Crafting text where you are pushing the reticent character past their level of comfort is pretty self-effacing. There is a lot of you behind the page. It isn't you, but you've used the 'you' part to get it out.

 You make the character yearn, need, desire and then you hit them most in that very place they're not able to stand the internal conflict and you push and push forcing them to confront those bits they most hide from even themselves. Those stories have a real emotional toll and I think they're the ones we like most in literature. They aren't so much the plot as they are a seething ball of discomfort at every turn the character can take.

Writing that sort of story feels - when you are through - as if you are waking up on the floor of a hotel bar embarrassed and ashamed of your performance. Everyone there saw you. They all know you're getting up because you've been on the floor.
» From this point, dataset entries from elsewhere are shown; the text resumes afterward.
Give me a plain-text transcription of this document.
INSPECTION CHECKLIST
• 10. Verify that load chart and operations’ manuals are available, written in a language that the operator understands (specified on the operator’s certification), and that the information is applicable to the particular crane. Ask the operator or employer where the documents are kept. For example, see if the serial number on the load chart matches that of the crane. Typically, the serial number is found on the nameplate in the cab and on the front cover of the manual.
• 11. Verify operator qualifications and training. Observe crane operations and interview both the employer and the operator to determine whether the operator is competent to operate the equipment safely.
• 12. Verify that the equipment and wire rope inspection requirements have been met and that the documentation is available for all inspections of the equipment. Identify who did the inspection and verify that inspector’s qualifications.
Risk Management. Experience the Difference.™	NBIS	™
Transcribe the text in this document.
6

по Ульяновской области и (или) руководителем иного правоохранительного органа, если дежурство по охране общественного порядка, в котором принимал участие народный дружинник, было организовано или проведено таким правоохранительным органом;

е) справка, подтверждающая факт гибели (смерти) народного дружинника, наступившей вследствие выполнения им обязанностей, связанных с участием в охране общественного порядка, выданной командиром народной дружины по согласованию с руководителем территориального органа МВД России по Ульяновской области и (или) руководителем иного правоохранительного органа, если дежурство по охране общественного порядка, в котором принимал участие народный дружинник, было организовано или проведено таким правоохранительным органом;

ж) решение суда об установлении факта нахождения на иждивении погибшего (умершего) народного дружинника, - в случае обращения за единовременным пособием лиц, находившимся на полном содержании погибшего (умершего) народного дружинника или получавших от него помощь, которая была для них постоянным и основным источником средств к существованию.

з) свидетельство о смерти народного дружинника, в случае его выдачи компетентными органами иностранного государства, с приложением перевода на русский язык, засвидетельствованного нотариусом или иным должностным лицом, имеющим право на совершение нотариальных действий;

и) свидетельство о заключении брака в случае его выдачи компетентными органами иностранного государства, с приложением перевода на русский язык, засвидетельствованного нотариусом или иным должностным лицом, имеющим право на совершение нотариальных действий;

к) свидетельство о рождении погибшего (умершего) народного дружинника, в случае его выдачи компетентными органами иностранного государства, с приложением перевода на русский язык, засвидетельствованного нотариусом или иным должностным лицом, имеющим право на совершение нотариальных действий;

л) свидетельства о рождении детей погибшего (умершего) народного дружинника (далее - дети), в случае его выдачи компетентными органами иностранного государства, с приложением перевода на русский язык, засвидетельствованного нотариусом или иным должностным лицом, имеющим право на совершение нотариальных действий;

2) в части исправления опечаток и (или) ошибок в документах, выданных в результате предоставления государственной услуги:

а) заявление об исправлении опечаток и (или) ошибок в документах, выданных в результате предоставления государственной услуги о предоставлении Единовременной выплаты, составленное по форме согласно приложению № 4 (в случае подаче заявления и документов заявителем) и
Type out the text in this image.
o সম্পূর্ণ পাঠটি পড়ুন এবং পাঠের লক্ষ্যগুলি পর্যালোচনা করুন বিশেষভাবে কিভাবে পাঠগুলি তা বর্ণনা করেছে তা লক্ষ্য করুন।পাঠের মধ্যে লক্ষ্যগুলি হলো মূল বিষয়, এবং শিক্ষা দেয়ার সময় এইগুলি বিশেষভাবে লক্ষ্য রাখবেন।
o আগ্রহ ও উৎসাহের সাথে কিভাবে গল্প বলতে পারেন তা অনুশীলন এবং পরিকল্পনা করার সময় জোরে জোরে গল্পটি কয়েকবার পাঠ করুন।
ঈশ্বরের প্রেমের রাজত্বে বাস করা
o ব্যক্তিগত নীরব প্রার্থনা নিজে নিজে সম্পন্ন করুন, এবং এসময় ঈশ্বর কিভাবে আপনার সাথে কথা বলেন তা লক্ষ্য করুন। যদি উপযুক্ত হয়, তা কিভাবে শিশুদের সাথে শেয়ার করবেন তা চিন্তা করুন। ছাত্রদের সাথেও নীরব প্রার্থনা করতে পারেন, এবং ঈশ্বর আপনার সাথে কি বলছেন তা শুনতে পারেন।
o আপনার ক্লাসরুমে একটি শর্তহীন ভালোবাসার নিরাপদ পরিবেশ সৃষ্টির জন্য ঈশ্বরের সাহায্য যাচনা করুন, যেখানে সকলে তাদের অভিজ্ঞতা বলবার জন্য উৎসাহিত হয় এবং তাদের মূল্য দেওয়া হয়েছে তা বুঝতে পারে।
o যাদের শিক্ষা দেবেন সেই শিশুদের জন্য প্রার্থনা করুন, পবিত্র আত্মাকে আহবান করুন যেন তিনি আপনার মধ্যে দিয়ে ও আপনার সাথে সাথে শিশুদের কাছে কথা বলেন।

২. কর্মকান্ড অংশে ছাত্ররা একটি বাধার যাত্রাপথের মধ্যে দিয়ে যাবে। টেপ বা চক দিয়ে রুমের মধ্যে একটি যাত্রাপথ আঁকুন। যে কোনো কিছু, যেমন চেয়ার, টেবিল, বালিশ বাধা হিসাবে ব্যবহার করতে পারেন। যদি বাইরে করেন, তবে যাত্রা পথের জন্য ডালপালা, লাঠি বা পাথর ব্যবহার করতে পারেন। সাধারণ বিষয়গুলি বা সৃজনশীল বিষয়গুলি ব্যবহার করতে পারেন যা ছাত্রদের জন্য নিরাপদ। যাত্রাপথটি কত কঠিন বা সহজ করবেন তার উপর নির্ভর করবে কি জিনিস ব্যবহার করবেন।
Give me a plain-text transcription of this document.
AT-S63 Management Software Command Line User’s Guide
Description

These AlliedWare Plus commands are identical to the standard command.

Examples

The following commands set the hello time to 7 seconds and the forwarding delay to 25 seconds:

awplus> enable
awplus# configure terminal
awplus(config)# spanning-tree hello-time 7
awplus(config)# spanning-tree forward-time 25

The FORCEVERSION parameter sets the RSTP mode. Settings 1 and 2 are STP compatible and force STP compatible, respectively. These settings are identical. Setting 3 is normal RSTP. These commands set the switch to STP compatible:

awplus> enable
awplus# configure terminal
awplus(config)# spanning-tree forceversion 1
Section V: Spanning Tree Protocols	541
You were so unimportant to them as to be just a spectacle to talk about on the ride to wherever they're going next.

Nevertheless, there you are unable to elucidate any explanation or justification and it's that inability to communicate that drives home the demeaning performance.

You have something to say that puts the whole evening in perspective and you can't speak clearly enough that anyone will listen. That's what it is to put your work out there thinking so much of it and knowing that it will come back because of your confused and obscured writing.

It isn't angst. It's the floor of a hotel bar. Now I have to stand up and stagger out.